ACCA P1 考试:Unitary Boards
This is the most common board structure in the Anglo-Saxon world and in a number of EU countries.
A unitary board includes both executive directors and NEDs who take decisions as a unified group and are held legally and executively responsible (as a group and as individuals) for
their individual actions and the success of the company.
All members are not equal in terms of the organizational hierarchy, but they all are legally responsible and equally accountable for board decisions.
1 Advantages
Broadly, that the board acts as one with equal status, responsibilities and decision-making.
All members of the board have the same legal responsibility for the performance of a company. Therefore, NEDs are empowered within the board, being accorded equal status to executive directors rather than just acting in a supervisory capacity.
The presence of NEDS on the board might provide executive directors with different expertise, experience and perspectives that may be of invaluable help in devising strategy and the assessment of risk.
NEDs bring independent scrutiny to the board, challenging the CEO and executive directors before strategies are devised and implemented.
Board accountability is enhanced by providing a greater protection against fraud and malpractice and by holding all directors equally accountable under a "cabinet government" arrangement.

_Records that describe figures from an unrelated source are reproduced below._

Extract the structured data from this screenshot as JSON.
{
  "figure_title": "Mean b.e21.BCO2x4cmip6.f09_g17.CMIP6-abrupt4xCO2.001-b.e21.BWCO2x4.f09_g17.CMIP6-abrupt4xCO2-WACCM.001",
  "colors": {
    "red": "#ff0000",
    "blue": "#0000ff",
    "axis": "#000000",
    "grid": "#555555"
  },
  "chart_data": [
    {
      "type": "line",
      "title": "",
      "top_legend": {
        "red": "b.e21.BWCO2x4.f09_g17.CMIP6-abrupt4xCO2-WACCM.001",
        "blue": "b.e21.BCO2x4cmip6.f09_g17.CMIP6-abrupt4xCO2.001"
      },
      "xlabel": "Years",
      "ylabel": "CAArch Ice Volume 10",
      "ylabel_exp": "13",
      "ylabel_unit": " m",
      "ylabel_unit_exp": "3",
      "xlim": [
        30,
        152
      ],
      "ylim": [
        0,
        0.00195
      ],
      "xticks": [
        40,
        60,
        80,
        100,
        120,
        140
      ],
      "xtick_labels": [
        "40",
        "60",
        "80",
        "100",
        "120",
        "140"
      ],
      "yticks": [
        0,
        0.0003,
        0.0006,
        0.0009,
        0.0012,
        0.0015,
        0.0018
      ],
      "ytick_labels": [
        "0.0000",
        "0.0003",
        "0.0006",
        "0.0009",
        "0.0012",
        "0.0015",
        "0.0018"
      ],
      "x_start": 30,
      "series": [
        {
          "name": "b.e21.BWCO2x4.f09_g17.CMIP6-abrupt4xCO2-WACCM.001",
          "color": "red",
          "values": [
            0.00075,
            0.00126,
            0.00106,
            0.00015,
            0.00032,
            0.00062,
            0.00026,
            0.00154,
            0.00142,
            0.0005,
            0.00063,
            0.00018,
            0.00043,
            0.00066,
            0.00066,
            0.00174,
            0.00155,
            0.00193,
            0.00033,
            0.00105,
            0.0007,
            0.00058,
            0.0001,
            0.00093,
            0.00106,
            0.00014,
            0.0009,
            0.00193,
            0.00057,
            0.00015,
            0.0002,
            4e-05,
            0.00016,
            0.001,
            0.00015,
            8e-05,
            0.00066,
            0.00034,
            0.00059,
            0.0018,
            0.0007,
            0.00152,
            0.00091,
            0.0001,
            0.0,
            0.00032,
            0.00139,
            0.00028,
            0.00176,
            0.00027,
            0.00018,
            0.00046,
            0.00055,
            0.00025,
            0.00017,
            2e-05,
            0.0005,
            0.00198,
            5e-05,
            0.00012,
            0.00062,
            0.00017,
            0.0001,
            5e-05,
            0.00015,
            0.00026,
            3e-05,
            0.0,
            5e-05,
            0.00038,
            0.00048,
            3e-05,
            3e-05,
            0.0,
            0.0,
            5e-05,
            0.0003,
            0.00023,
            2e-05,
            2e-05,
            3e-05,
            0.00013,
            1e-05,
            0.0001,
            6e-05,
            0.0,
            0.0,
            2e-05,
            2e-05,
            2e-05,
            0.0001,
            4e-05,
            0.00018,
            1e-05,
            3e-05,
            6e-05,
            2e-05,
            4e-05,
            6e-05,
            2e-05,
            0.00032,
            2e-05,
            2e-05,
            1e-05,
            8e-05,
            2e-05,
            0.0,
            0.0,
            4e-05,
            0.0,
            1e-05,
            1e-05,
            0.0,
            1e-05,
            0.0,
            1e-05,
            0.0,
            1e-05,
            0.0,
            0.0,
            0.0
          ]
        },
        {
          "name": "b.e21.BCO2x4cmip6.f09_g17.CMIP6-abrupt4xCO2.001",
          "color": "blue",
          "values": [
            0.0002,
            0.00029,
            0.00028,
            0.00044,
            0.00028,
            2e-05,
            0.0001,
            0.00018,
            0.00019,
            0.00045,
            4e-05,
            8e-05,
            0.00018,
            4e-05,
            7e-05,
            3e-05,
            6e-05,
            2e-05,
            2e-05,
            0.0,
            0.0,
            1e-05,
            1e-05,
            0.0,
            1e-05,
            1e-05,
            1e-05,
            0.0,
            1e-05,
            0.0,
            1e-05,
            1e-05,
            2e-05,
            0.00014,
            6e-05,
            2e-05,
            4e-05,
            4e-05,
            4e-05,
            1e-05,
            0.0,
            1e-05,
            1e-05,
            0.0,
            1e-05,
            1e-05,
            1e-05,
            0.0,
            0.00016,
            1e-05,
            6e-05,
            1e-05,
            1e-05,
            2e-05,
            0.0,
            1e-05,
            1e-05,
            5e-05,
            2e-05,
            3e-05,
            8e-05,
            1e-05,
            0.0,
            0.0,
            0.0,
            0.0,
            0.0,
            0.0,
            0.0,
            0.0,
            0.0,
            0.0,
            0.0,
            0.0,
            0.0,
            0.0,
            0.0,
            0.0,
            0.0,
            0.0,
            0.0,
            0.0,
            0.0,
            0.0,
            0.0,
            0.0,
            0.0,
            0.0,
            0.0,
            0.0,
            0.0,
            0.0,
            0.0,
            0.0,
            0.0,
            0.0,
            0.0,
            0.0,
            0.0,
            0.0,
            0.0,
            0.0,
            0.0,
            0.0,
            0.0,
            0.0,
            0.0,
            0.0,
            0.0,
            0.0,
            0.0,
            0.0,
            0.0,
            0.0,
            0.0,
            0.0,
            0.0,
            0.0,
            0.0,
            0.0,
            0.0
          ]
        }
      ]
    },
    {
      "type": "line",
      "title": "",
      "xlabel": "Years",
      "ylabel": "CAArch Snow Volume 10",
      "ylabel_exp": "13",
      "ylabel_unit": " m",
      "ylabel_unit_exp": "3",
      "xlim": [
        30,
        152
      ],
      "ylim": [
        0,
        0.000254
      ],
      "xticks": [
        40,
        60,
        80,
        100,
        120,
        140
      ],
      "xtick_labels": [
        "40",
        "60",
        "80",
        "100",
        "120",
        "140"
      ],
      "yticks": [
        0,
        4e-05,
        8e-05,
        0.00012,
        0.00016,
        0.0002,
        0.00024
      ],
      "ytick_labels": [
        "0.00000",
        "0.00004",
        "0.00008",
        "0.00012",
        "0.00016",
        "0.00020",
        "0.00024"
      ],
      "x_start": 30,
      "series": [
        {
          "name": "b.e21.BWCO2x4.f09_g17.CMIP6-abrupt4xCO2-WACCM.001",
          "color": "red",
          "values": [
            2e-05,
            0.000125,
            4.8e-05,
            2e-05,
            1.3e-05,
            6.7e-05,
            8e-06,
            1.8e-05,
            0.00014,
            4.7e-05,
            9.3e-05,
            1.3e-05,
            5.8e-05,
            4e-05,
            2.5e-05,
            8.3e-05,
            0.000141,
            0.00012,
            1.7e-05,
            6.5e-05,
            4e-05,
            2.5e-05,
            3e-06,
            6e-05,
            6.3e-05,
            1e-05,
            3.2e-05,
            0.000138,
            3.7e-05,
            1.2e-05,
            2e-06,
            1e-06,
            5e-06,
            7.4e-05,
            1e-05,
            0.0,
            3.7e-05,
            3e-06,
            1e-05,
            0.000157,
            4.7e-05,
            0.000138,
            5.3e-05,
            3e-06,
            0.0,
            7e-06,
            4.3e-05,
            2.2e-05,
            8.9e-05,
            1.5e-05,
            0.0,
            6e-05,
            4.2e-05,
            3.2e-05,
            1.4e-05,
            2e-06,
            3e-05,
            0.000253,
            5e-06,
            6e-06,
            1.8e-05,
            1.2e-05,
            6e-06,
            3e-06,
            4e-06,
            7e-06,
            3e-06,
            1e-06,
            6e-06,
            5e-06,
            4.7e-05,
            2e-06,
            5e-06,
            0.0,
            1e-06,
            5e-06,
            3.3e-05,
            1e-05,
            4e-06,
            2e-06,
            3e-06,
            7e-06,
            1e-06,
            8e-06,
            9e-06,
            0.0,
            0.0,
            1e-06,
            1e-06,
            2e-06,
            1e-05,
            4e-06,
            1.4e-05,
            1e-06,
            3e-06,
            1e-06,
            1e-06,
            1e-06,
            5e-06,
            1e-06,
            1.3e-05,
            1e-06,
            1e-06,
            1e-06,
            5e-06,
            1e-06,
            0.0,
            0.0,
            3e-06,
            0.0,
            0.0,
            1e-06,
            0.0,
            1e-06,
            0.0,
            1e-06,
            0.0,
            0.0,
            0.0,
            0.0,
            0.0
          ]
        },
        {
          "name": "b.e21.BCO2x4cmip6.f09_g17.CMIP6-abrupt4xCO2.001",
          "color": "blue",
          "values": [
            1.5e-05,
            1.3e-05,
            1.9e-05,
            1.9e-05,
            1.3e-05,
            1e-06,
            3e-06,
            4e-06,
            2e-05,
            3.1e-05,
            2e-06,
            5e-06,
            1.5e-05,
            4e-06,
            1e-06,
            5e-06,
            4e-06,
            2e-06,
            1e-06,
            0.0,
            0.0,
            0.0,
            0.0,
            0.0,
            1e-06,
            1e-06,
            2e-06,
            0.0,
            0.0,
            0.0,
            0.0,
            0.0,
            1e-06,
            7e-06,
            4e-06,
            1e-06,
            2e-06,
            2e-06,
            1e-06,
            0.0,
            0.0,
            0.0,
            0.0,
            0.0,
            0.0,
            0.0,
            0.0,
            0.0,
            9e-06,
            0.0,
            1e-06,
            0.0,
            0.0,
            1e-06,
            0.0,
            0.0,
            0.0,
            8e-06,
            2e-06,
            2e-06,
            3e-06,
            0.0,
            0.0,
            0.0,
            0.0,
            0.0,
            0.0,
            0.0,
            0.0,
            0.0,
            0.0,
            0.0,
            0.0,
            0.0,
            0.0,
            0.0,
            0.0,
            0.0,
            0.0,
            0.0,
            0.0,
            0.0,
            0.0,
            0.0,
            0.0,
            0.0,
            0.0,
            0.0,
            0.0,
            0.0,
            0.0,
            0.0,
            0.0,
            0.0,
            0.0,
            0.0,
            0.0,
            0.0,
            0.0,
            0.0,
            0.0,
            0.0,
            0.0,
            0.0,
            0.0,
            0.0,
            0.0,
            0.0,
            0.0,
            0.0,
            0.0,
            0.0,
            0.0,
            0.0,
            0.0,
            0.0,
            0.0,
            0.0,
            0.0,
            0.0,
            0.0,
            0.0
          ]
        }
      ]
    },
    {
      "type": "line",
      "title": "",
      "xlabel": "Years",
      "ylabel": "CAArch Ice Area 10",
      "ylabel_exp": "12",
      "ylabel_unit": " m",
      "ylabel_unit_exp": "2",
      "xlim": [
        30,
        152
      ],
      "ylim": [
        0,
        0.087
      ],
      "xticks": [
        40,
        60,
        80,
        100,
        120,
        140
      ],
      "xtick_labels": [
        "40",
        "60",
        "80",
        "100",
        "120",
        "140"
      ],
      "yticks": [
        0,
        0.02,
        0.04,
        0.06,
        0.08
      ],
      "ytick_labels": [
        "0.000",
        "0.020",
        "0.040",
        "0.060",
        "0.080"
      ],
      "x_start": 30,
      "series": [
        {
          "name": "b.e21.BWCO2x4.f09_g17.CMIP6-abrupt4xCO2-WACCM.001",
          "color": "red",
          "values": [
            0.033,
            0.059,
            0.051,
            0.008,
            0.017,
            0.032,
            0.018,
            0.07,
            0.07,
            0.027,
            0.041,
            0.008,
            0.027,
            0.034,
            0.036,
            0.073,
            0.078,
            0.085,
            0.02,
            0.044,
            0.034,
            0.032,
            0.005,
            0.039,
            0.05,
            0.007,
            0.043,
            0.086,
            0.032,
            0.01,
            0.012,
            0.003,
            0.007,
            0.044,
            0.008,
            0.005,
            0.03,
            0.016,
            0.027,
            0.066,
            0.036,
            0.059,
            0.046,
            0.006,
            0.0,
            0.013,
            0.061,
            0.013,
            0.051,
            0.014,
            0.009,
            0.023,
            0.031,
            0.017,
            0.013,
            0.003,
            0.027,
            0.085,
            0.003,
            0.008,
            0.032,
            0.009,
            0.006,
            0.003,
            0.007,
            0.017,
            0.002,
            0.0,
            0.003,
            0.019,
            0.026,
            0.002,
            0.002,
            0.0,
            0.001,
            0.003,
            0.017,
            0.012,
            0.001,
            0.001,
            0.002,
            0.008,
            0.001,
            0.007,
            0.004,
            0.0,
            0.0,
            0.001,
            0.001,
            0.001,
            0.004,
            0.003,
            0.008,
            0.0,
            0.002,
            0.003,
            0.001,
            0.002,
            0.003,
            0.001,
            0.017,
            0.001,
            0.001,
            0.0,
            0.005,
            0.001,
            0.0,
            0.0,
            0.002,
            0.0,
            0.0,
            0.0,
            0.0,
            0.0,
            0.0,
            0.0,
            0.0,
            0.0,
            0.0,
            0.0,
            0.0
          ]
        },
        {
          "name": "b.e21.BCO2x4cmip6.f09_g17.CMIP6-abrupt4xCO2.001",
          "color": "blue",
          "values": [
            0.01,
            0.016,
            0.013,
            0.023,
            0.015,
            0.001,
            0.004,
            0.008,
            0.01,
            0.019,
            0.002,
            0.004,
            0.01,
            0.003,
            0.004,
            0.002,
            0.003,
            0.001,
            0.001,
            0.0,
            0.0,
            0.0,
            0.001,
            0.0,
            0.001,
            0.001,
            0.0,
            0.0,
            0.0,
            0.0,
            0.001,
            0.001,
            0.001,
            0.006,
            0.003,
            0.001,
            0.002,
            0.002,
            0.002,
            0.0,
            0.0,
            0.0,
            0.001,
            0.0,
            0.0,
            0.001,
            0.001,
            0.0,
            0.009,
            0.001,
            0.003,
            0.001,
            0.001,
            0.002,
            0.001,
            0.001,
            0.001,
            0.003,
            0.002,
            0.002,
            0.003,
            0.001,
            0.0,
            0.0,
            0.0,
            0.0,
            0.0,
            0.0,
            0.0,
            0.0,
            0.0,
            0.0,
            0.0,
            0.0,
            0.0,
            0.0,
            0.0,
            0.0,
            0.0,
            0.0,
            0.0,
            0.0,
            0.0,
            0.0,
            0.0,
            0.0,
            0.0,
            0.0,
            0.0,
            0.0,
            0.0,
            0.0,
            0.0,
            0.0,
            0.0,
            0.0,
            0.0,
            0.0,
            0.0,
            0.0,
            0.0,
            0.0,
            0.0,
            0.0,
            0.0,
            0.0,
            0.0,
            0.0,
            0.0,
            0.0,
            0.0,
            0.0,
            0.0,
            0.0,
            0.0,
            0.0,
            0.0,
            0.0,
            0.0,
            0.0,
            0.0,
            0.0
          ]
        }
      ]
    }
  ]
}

Unitary board arrangements reduce the likelihood of abuse of (self-serving) power by a small number of senior directors.
Closer relationships and better information flow as all directors are on the same single board. Promotes easier co-operation between the board members.
2 Disadvantages
The success of the NED role depends on the robustness, tenacity and expertise of the NED.
No specific provision is made for employees, external shareholders or union representatives to be on the board.
Such stakeholders depend on the role of the NEDs to be able to put forward their point of view.
The role of NEDs may be strenuous in terms of time and expertise. Not only do they perform a director's role, they also are expected to monitor executive directors as a whole.
NEDs are dependent on the information provided to them by the CEO. The higher the quality, the better they will be able to perform their role. This may, however, lead to "reluctance" on the part of the CEO to provide information that will then be used to challenge the CEO's decisions.
Managers may be less inclined to share information with a board as its monitoring intensity increases. With less information, even an independent board cannot monitor effectively. This implies that recent regulation aimed at increasing board independence may decrease shareholder value if there is a unitary board, even though shareholders may benefit if increases in independence improve disclosure practices.